Quelques jours plus tard, le 26 février, il prononce des paroles là encore décisives. Le début fait craindre le pire : « Prenez vos fusils, vos couteaux et vos pangas… ». Mais la suite de la phrase fait exulter : « … et jetez-les à la mer ».
Le 26 avril 1994 se tinrent les premières élections démocratiques : 23 millions de personnes se sont rendues aux urnes. Deux semaines plus tard, le 10 mai, Mandela fut investi comme premier président noir d’Afrique du Sud.
Mais, entre 1990 et 1994, que s’est-il passé ? Les seules paroles et les intentions de Mandela n’ont assurément pas suffit, dans un pays miné par tant de décennies d’apartheid et donc de guerres fratricides. Il a fallu que le futur Président œuvre prudemment, justement, patiemment et souplement-fermement – autant de vertus cardinales. Mais, plus encore, agisse avec amour et humilité, qui sont les seules sources de la paix. Pour le montrer, concentrons-nous sur un exemple peu connu : la rencontre décisive entre Mandela et Constand Viljoen. Campons le contexte (1), puis la rencontre (2), avant de l’interpréter à partir de la métaphysique de l’amour (3-5).
1) Le contexte
Constand Viljoen est un Afrikaner, c’est-à-dire un Sud-africain blanc non anglophone (d’origine néerlandaise, française, allemande ou scandinave) et s’exprimant en afrikaans, langue dérivée du néerlandais depuis qu’une colonie de la Compagnie néerlandaise des Indes orientales s’est établie au Cap, en 1652 (Boer, « paysan » en néerlandais, présente un sens équivalent, mais moins englobant, n’incluant pas par exemple la communauté culturelle et historique). En 1899, les Afrikaners se sont révoltés contre les Britanniques qui ont rudement réprimé leur rébellion, de sorte que les Boers se considèrent, eux aussi, comme un peuple opprimé. De fait, lorsqu’il était enfant, le père de Constand fut enfermé dans un camp de concentration par les Britanniques, pendant que ceux-ci tuaient son petit frère et ses petites sœurs dans les bras de leur mère…
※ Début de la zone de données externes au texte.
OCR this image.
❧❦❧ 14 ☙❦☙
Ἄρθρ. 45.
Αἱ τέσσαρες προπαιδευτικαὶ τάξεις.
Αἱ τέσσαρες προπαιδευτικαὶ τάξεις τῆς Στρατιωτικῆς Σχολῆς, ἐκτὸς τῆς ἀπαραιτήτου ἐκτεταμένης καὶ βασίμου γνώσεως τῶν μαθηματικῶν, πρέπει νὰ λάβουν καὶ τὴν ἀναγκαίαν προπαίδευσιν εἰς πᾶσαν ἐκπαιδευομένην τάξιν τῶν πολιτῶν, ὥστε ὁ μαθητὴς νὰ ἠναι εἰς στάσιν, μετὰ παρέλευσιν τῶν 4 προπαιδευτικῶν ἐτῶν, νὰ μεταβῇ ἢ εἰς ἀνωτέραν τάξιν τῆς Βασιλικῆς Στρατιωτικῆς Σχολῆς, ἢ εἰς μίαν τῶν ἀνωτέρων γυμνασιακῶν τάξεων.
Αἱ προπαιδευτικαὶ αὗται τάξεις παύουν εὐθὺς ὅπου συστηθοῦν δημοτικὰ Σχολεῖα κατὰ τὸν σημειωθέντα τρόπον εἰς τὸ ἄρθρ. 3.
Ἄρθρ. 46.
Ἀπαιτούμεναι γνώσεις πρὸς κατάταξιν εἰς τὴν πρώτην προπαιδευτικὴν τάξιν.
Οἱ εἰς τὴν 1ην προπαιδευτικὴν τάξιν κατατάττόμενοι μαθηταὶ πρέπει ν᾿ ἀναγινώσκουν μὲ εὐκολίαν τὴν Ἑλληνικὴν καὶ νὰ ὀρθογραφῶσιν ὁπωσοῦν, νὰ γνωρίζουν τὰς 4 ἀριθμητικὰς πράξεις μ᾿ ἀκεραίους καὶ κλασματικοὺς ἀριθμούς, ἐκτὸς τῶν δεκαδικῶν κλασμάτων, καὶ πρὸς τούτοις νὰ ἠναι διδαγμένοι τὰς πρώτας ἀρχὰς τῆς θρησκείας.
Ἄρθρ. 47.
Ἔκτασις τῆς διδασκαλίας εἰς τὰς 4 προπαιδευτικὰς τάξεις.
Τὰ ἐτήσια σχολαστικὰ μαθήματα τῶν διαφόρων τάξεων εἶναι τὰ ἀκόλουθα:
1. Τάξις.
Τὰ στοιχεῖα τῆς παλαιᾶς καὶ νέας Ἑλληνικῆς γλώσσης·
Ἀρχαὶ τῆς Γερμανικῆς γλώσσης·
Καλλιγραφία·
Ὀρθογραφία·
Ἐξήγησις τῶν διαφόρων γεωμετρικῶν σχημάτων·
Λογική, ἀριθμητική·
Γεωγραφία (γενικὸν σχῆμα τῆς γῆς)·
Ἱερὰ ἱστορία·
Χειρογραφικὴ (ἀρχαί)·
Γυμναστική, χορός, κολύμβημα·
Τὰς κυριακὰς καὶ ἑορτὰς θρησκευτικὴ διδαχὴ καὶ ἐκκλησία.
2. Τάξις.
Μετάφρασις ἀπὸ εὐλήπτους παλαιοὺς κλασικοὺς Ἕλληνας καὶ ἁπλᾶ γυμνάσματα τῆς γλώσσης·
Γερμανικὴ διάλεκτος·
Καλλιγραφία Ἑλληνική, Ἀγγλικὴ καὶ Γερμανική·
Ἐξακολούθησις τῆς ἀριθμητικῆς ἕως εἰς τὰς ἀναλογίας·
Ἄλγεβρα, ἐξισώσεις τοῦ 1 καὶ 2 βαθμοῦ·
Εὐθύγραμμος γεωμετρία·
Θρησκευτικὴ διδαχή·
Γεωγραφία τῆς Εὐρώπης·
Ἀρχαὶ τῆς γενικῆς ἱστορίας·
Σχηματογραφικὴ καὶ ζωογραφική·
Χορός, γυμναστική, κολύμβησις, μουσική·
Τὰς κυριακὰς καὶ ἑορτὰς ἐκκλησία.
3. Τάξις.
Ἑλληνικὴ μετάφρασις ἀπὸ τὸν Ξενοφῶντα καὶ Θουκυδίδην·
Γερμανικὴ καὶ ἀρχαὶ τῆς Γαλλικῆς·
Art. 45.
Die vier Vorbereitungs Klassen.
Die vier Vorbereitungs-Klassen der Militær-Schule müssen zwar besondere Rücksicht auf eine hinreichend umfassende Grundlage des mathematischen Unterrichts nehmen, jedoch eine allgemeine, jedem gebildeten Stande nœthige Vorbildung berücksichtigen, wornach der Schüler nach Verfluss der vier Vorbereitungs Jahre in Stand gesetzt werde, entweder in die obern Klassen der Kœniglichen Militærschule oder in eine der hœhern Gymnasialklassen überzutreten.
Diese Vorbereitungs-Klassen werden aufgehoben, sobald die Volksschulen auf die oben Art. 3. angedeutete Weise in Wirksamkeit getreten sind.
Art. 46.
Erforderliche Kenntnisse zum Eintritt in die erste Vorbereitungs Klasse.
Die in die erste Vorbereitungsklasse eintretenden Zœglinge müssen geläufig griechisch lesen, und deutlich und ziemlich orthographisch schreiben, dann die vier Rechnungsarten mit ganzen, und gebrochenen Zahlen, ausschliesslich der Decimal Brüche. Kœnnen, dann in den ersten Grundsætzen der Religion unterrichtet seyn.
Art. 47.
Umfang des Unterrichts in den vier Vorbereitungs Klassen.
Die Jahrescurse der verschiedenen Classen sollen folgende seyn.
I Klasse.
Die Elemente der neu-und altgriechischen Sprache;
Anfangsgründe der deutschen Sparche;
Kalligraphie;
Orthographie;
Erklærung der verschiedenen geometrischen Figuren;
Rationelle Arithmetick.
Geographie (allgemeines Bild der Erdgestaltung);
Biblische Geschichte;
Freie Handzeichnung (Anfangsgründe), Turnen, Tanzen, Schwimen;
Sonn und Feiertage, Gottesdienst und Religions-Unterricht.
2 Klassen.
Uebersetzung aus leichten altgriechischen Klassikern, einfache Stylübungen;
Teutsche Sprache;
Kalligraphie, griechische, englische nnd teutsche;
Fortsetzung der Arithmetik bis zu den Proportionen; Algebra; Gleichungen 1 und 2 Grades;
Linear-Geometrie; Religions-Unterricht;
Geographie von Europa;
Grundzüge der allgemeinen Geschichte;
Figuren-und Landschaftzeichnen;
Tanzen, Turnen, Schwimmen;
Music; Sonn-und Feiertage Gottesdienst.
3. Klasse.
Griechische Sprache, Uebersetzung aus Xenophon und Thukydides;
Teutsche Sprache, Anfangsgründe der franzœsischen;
En 1951, Constand s’engage dans l’armée, y trouve une seconde famille, combat en Zambie et en Angola où il devient héros de guerre. Il est si doué et si populaire qu’il se hisse à la tête de l’armée sud-africaine. En même temps, comme tout Afrikaner, ce grand patriote est un partisan convaincu de l’apartheid. Ce mot de la langue afrikaans où l’on entend résonner le français « aparté », signifie « séparation », « mise à part », donc entérine une division raciale du pays.
Le 7 mai 1993, quinze mille Afrikaners blancs se sont rassemblés dans le stade de Potchefstroom, près de Johannesburg. Ceux qui se font appeler les bittereinders (« jusqu’au-boutistes ») – comme les combattants pour la liberté qui, voici un siècle, ont tenté de bouter les Britanniques hors d’Afrique du Sud –, sont aujourd’hui habités par la colère, mais aussi par la peur : contre le sart gevaar, le « danger noir ». Et ce danger s’incarne dans un fait : que Mandela gagne les premières élections démocratiques. Or, pour conjurer ce risque, il leur faut un chef qui les rassemble : Constand Viljoen a accepté. Au micro, l’ancien général tonne : « Le peuple afrikaner doit se préparer à se défendre. Un conflit sanglant qui nécessitera des sacrifices est inévitable, mais nous nous sacrifierons avec joie, car notre cause est juste [3] ! ». Leader de cette nouvelle organisation, Afrikaner Volkfront, Constand se prépare donc à la guerre contre les élections multiraciales : « Nous devions avoir une capacité militaire massive [4] ». De fait, certains proposent de tuer Mandela, tête du partie politique ANC, voire d’éliminer 15 000 personnes noires dans le Transvaal occidental. L’affrontement semble inévitable, sanglant, solution pire que le mal.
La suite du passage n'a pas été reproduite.